Amesh A. Adalja is an infectious disease expert and senior scholar at Johns Hopkins Center for Health Security. He tells Health that immunocompromised means someone with the same immune system as someone with a standard immune system. “This suppression can also suppress an immune response to vaccines.”
This is not surprising, according to Stanley Weiss MD, Rutgers New Jersey Medical School professor of medicine and professor of biostatistics at the Rutgers School of Public Health. He says that historical data from other vaccines has shown that many people with immunocompromised and don’t respond to vaccines. “The expectation was that they would not respond to the COVID vaccine. The data that is emerging supports that assumption.
A May JAMA research letter noted that only 17% of solid-organ transplant recipients received a single dose of mRNA COVID-19 vaccine. a Moderna or Pfizer-BioNTech vaccine). Researchers analyzed 658 transplant recipients’ responses and found that 15% of them had “measurable” antibodies after two doses. Researchers also discovered that 301 (or 46%) had no antibody responses after doses one and two, while 259, which did not react to dose one, had an antibody response following dose two.
The researchers concluded that these data suggested that transplant recipients are still at risk of COVID-19 even after receiving two doses of the mRNA vaccine.
What is the value of a third shot?
It’s unclear, but it is likely to do something, William Schaffner MD, an infectious diseases specialist and professor at Vanderbilt University School of Medicine, tells Health. He says that there are many ways an individual can become immunocompromised. It is impossible to predict whether a third dose will help. It appears to be relatively safe, and some studies have shown that immunocompromised people respond better to the third dose.

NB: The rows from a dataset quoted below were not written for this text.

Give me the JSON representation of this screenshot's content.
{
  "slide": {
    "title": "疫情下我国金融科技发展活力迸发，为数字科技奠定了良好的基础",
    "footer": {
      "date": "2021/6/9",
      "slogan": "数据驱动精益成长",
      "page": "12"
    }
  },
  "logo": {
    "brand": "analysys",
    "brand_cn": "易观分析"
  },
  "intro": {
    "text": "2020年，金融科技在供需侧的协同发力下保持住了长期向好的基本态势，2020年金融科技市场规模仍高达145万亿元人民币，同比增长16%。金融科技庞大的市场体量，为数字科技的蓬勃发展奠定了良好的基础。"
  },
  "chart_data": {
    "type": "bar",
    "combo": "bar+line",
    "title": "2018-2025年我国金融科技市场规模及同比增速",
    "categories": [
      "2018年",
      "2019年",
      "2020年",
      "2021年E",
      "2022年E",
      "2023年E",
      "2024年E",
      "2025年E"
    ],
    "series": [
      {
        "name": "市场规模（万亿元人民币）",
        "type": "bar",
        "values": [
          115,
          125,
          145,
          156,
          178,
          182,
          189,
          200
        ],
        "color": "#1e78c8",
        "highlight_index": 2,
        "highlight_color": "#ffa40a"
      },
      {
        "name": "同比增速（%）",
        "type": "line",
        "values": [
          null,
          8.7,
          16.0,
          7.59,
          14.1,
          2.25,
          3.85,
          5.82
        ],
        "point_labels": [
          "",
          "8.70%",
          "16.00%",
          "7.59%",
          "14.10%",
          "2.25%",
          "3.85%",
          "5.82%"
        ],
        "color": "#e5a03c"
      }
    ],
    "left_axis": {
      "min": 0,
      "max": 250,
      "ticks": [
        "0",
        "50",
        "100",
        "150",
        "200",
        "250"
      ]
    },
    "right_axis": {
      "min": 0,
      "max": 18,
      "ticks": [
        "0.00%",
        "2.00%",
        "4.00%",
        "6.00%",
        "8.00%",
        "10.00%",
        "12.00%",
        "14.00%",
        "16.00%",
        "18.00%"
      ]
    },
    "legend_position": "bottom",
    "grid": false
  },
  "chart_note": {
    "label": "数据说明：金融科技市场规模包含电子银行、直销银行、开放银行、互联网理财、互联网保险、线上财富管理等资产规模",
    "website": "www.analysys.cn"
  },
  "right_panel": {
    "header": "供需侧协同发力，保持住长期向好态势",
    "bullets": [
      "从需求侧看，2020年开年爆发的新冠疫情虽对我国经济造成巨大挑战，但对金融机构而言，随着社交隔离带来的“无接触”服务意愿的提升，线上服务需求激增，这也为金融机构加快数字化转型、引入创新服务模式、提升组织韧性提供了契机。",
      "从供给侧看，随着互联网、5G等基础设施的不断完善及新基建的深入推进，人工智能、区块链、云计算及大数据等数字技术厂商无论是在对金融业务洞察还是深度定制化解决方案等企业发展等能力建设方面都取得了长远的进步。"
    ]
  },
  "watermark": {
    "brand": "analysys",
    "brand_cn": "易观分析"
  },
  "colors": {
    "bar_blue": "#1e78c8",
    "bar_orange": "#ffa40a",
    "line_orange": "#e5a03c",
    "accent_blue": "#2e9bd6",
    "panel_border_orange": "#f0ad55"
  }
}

For example, this week’s study published in The New England Journal of Medicine showed that organ transplant recipients who received the third dose of Moderna COVID-19 vaccine had a more robust immune response than those who did not receive the third shot.
Dr Schaffner explains that everyone has an immune response to the vaccine.
Is this something that will eventually spread to other people?
People who aren’t immune-compromised will not be affected by the FDA’s actions. Experts don’t anticipate that anyone will soon receive a third dose COVID-19 vaccine. “Despite these company presidents stating that we need third doses by December,” John Sellick, DO, an infectious diseases expert and professor at the University at Buffalo/SUNY, tells Health.
However, Dr Sellick believes that it could eventually reach a point when federal health officials add so many people to the “immunocompromised” group that things may change. Sellick states, “Once you add too many groups, it eventually gets down to the point that it’s easier to say, “Everyone gets a third dose.”
This story was accurate at press time. Some data may have changed as COVID-19’s situation continues to change. Health tries to keep its levels up-to-date, but we encourage readers to use the WHO, CDC and local public health departments as resources to keep informed about news and recommendations.